As you can see when it reaches January the 19th in the year 2038 it fails at 03:14:07.

$ perl year2038.pl
Tue Jan 19 03:14:01 2038
Tue Jan 19 03:14:02 2038
Tue Jan 19 03:14:03 2038
Tue Jan 19 03:14:04 2038
Tue Jan 19 03:14:05 2038
Tue Jan 19 03:14:06 2038
Tue Jan 19 03:14:07 2038
Fri Dec 13 20:45:52 1901
Fri Dec 13 20:45:52 1901
Fri Dec 13 20:45:52 1901

I tested the same script on a modern Mac Book running Big Sur (MacOS 11.2.1) and it works as expected but all versions before OS X 10.6 Snow Leopard will have the year 2038 problem.

% perl year2038.pl
Tue Jan 19 03:14:01 2038
Tue Jan 19 03:14:02 2038
Tue Jan 19 03:14:03 2038
Tue Jan 19 03:14:04 2038
Tue Jan 19 03:14:05 2038
Tue Jan 19 03:14:06 2038
Tue Jan 19 03:14:07 2038
Tue Jan 19 03:14:08 2038
Tue Jan 19 03:14:09 2038
Tue Jan 19 03:14:10 2038

Windows

Microsoft has offered a 64-bit version of Windows since Windows XP Professional 64-bit was released in 2005. Microsoft also made changes in their Visual Studio C compilers to fix the problem which means that if your applications are compiled with Visual Studio 8 or later for the 64-bit architecture, the 2038 problem is fixed by default (Visual Studio 2003 contained __time64_t function but it had to be specifically used or the 32-bit version would still be used).

MySQL

Many web sites use WordPress and MySQL. MySQL has been shown to have an issue with the 2038 problem in that the database’s built-in functions like TIMESTAMP will return 0 after 03:14:07 UTC on 19 January 2038. This can be fixed by using DATETIME rather than TIMESTAMP but if a table has already been created it will need to be modified. In reality most sites that use MySQL will have been upgraded by 2038 but there is a small chance some may fail.

C Programming

Any program written in C/C++ could suffer from the Year 2038 problem. This is because most C programs use a standard time library that provides a number of functions for converting, displaying and calculating time values (usually via a variable of type time_t which was a 32-bit signed integer on 32-bit systems, and 64-bit signed integer on 64-bit systems). However, if a programmer writing code on a 64-bit platform explicitly casts a variable of type time_t to another variable which happens to be a 32-bit signed integer they will still have the issue. There is also a problem if you change the definition of the time_t data type without understanding how the code interoperates with other programs that has not been changed or data that has already been stored. For example, if you change time_t to an unsigned 32-bit integer, which would extend the range to 2106 but will have an issue manipulating date/time data previously stored using dates prior to 1970, as these are represented by negative numbers.
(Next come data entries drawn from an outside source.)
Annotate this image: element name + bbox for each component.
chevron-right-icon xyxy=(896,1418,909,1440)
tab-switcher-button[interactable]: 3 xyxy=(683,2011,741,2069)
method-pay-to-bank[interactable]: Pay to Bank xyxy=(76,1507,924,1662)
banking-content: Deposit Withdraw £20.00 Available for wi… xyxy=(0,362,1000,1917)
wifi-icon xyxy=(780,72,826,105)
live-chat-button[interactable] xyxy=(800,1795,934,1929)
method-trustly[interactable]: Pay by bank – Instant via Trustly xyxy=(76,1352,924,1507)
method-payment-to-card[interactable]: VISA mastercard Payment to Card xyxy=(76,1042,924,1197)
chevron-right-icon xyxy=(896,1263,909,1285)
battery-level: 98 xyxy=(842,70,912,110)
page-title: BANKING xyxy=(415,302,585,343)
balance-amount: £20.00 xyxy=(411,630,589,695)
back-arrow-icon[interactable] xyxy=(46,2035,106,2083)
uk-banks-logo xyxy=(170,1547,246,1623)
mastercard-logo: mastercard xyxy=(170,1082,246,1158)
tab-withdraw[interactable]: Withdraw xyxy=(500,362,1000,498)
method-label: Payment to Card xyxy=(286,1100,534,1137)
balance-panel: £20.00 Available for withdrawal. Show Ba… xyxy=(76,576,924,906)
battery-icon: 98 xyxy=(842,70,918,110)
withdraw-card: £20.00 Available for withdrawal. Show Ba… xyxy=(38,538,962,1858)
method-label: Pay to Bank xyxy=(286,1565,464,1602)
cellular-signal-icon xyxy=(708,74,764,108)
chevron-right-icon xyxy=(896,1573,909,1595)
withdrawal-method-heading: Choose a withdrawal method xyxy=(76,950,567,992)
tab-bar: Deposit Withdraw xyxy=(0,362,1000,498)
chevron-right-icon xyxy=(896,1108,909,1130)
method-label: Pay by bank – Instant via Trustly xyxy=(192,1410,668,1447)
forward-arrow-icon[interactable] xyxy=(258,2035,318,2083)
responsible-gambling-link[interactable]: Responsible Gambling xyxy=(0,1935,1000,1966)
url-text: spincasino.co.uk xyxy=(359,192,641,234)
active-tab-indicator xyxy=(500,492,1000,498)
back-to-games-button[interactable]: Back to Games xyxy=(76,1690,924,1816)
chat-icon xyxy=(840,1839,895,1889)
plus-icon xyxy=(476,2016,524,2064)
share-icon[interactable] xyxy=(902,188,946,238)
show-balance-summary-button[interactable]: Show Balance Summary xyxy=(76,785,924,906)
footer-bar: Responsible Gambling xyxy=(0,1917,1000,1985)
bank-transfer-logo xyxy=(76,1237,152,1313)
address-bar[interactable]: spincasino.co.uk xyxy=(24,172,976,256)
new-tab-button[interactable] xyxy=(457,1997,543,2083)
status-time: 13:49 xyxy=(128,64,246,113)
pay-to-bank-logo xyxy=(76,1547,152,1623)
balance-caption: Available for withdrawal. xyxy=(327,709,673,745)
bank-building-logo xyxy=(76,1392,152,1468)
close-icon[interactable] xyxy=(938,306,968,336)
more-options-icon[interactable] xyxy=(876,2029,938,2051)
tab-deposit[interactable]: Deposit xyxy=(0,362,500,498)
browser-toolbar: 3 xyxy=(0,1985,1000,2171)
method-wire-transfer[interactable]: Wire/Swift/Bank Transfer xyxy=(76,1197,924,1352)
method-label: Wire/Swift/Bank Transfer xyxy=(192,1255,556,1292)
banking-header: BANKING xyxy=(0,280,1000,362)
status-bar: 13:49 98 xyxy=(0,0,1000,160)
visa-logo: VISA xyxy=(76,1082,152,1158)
What is actually going to happen?

If we fast forward to the 19th January 2038 at 3:14:07 what will actually transpire? Almost all modern processors are now 64-bit systems running 64-bit software and so these systems will not suffer the problem.  Of those that aren’t fixed many more will be upgraded in the next decade. Additionally, many issues that are going to happen will occur long before time as if they store future dates that stretch beyond 2038 they will need to be fixed as and when the issues are found. Many web servers are currently 32-bit Linux systems, but 17 years is a long time for a web server to remain static and so my guess would be that many of these will also be upgraded.

The biggest issue may be embedded systems that are difficult to upgrade. They are used in many transportation systems such as stability control systems or ABS brakes in cars.  Some of these systems are in infrastructure such as power stations and may be more difficult to fix but hopefully the time remaining will be enough to plan these changes. Even so not all these embedded systems rely on precise dates. Time will tell whether this will be bigger issue than the Millennium bug or receive the same publicity but hopefully over the next decade companies will start to test their systems and check what needs to be changed and we won’t need the successor to Leonard Nimoy making videos warning of impending disaster.